Pritz sieht sehr wohl große Chancen für Kinder, Jugendliche, die sich nach Lehrer-Elternmeinung in aussichtsloser Lage befinden, die „vehal-tensgestört”, aggressiv oder gewalttätig sind. „Da kam eine Mutter zu mir - zunächst wegen anderer Gründe - es stand aber sehr bald die Schulproblematik der Kinder im Vordergrund. Die Mutter wollte, daß ihre Kinder so easy durch die Schule gleiten, wie sie geglitten ist. Und das war überhaupt nicht der Fall. Es waren richtig schwierige, kantige Jugendliche, und einer davon hat sicher Drogen genommen, Haschisch. Und sie hat gedacht, die Welt geht unter. Sie war auch nicht informiert über die Wirkung von Haschisch, sie meinte es sei dasselbe wie Heroin und war verblüfft, als ich sie beruhigen konnte.”

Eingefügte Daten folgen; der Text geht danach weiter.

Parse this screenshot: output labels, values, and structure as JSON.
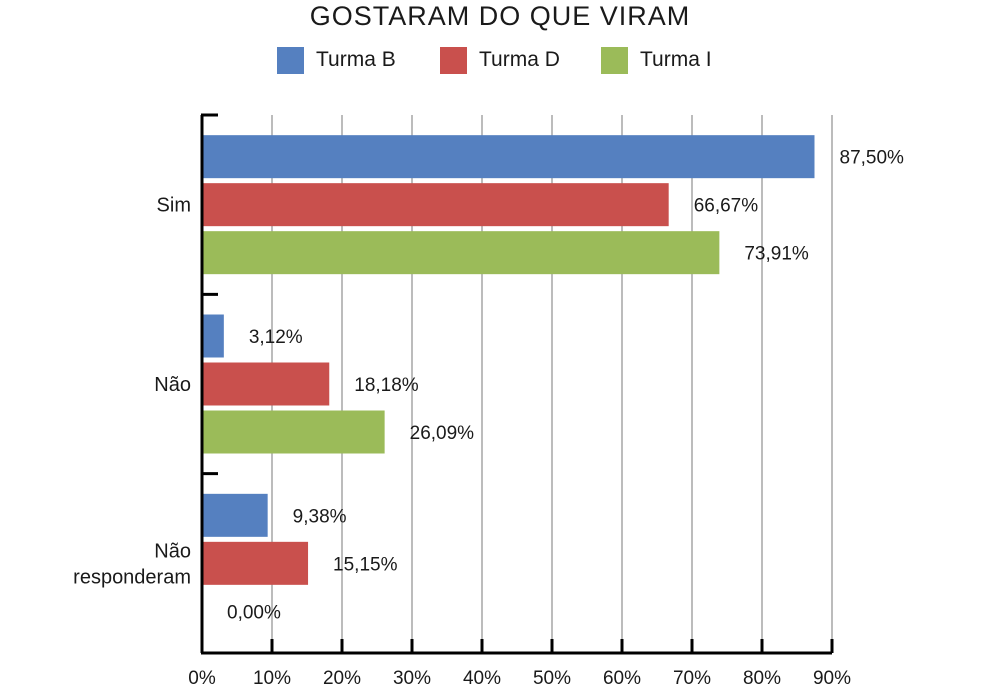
{
  "chart_data": {
    "type": "bar",
    "orientation": "horizontal",
    "title": "GOSTARAM DO QUE VIRAM",
    "categories": [
      "Sim",
      "Não",
      "Não\nresponderam"
    ],
    "series": [
      {
        "name": "Turma B",
        "color": "#5580c0",
        "values": [
          87.5,
          3.12,
          9.38
        ],
        "labels": [
          "87,50%",
          "3,12%",
          "9,38%"
        ]
      },
      {
        "name": "Turma D",
        "color": "#c9504d",
        "values": [
          66.67,
          18.18,
          15.15
        ],
        "labels": [
          "66,67%",
          "18,18%",
          "15,15%"
        ]
      },
      {
        "name": "Turma I",
        "color": "#9bbb59",
        "values": [
          73.91,
          26.09,
          0
        ],
        "labels": [
          "73,91%",
          "26,09%",
          "0,00%"
        ]
      }
    ],
    "xlim": [
      0,
      90
    ],
    "xticks": [
      0,
      10,
      20,
      30,
      40,
      50,
      60,
      70,
      80,
      90
    ],
    "xtick_labels": [
      "0%",
      "10%",
      "20%",
      "30%",
      "40%",
      "50%",
      "60%",
      "70%",
      "80%",
      "90%"
    ],
    "grid": "vertical",
    "legend": "top"
  }
}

Pritz sagt, daß das viele Kinder ausprobieren, weil es zur „Gegenkultur” gehöre. Und zwar nicht nur mehr in der Stadt, sondern auch auf dem Land. Die Zeit von 14 bis 20 sei eine wichtige Zeit der Selbstfindung, in der Jugendliche „Abgrenzungsversuche” machen müßten. „Ich sehe auch den Rechtsradikalismus” - so der Therapeut- „unter diesem Blickwinkel. Ich will ihn überhaupt nicht verharmlosen; aber wenn man heute irgendwo ein Hakenkreuz hinmacht, dann ist das bereits Provokation genug, um Heerscharen von Erwachsenen auf die Palme zu bringen. Und nichts ist leichter für einen Jugendlichen, als ein Hakenkreuz zu malen. Das muß man, glaube ich, auch einkalkulieren, daß diese Form des Jugendprotests sich heute dort akkumuliert.”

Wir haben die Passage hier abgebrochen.